A força e a fé do Recôncavo Baiano vão cruzar o país para se tornarem o centro do maior espetáculo da Terra. A Beija-Flor de Nilópolis, uma das mais tradicionais e vitoriosas escolas de samba do Rio de Janeiro, anunciou que o Bembé do Mercado, de Santo Amaro da Purificação, será seu enredo para o Carnaval de 2026. A escolha coloca a celebração, já reconhecida como Patrimônio Imaterial da Bahia e do Brasil, em uma vitrine de alcance mundial.
Considerado o maior candomblé de rua do mundo, o Bembé é realizado há 136 anos, desde 1889, como um ato de agradecimento pela abolição da escravatura. A festa reúne dezenas de terreiros em praça pública e representa um marco de resistência e protagonismo do povo negro. Agora, essa história será contada na Marquês de Sapucaí.

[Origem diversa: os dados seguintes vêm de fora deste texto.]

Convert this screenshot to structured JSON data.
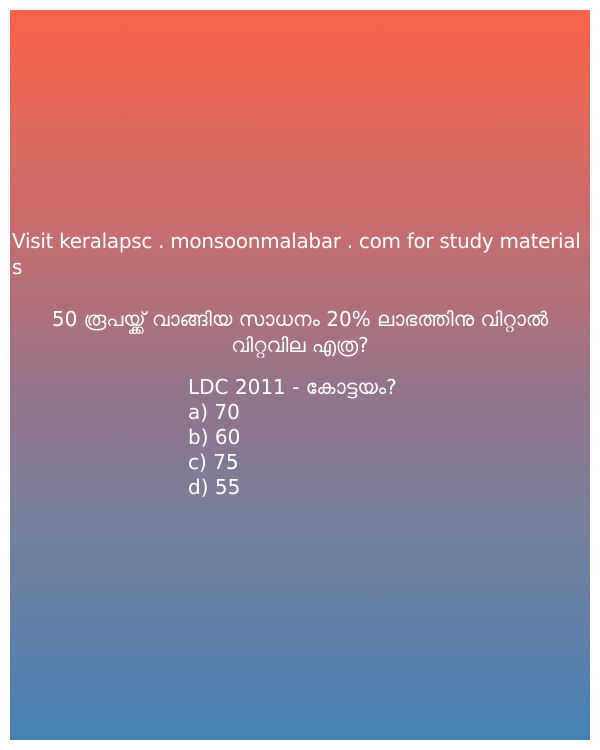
{
  "promo_text": "Visit keralapsc . monsoonmalabar . com for study materials",
  "question": {
    "line1": "50 രൂപയ്ക്ക് വാങ്ങിയ സാധനം 20% ലാഭത്തിനു വിറ്റാൽ",
    "line2": "വിറ്റവില എത്ര?"
  },
  "exam": "LDC 2011 - കോട്ടയം?",
  "options": [
    {
      "label": "a) 70"
    },
    {
      "label": "b) 60"
    },
    {
      "label": "c) 75"
    },
    {
      "label": "d) 55"
    }
  ],
  "colors": {
    "gradient_top": "#fb624a",
    "gradient_bottom": "#4881b1",
    "text": "#ffffff"
  }
}
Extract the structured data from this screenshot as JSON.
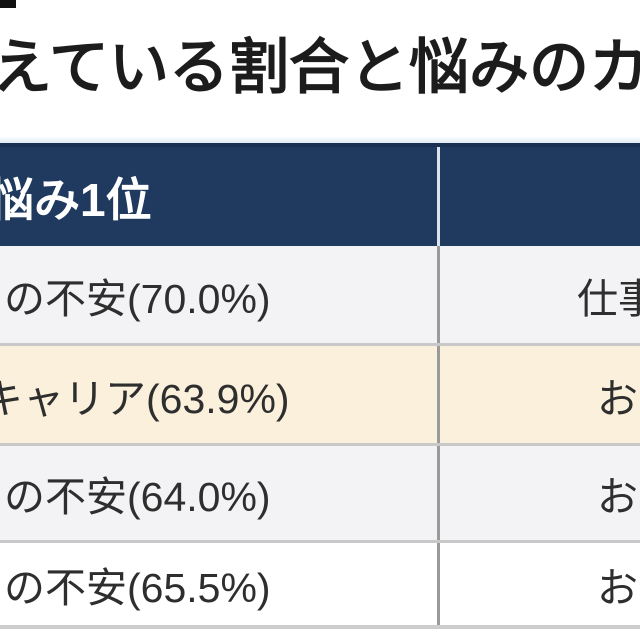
{
  "title": {
    "text": "えている割合と悩みのカ"
  },
  "table": {
    "header": {
      "col1": "悩み1位",
      "col2": ""
    },
    "rows": [
      {
        "col1": "の不安(70.0%)",
        "col2": "仕事"
      },
      {
        "col1": "キャリア(63.9%)",
        "col2": "お"
      },
      {
        "col1": "の不安(64.0%)",
        "col2": "お"
      },
      {
        "col1": "の不安(65.5%)",
        "col2": "お"
      }
    ],
    "row_backgrounds": [
      "#f3f3f5",
      "#faf0dc",
      "#f3f3f5",
      "#ffffff"
    ],
    "colors": {
      "header_bg": "#1f3a5e",
      "header_text": "#ffffff",
      "row_alt_bg": "#f3f3f5",
      "row_highlight_bg": "#faf0dc",
      "row_default_bg": "#ffffff",
      "body_text": "#2e2e2e",
      "row_border": "#c8c8c8",
      "column_divider": "#9a9a9a",
      "title_text": "#1c1c1c"
    }
  }
}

Uma conexão de identidade e ancestralidade
Para a Beija-Flor, a escolha do tema é um retorno às suas raízes. A diretoria da escola desembarcou em Santo Amaro para uma imersão cultural, iniciando o diálogo com lideranças religiosas, historiadores e detentores da tradição. O enredo será desenvolvido pelo carnavalesco João Vitor Araújo, que vê no Bembé uma força única.
“O Bembé do Mercado é de uma potência simbólica e estética imensa. É um enredo que nos atravessa, que nos conecta com a ancestralidade e com a luta do povo preto no Brasil”, destacou o artista. A visão é compartilhada pelo presidente da agremiação, Almir Reis. “Para nós, é um orgulho contar mais uma história de protagonismo e resistência preta na Sapucaí. É a nossa identidade, está no nosso DNA”, afirmou.
A voz do povo de Santo: ‘É um marco histórico’
Em Santo Amaro, a notícia foi recebida como um reconhecimento histórico. Para Pai Pote, babalorixá e presidente da Associação Beneficente Bembé do Mercado, levar a celebração para o carnaval carioca é um ato de grande importância para a comunidade.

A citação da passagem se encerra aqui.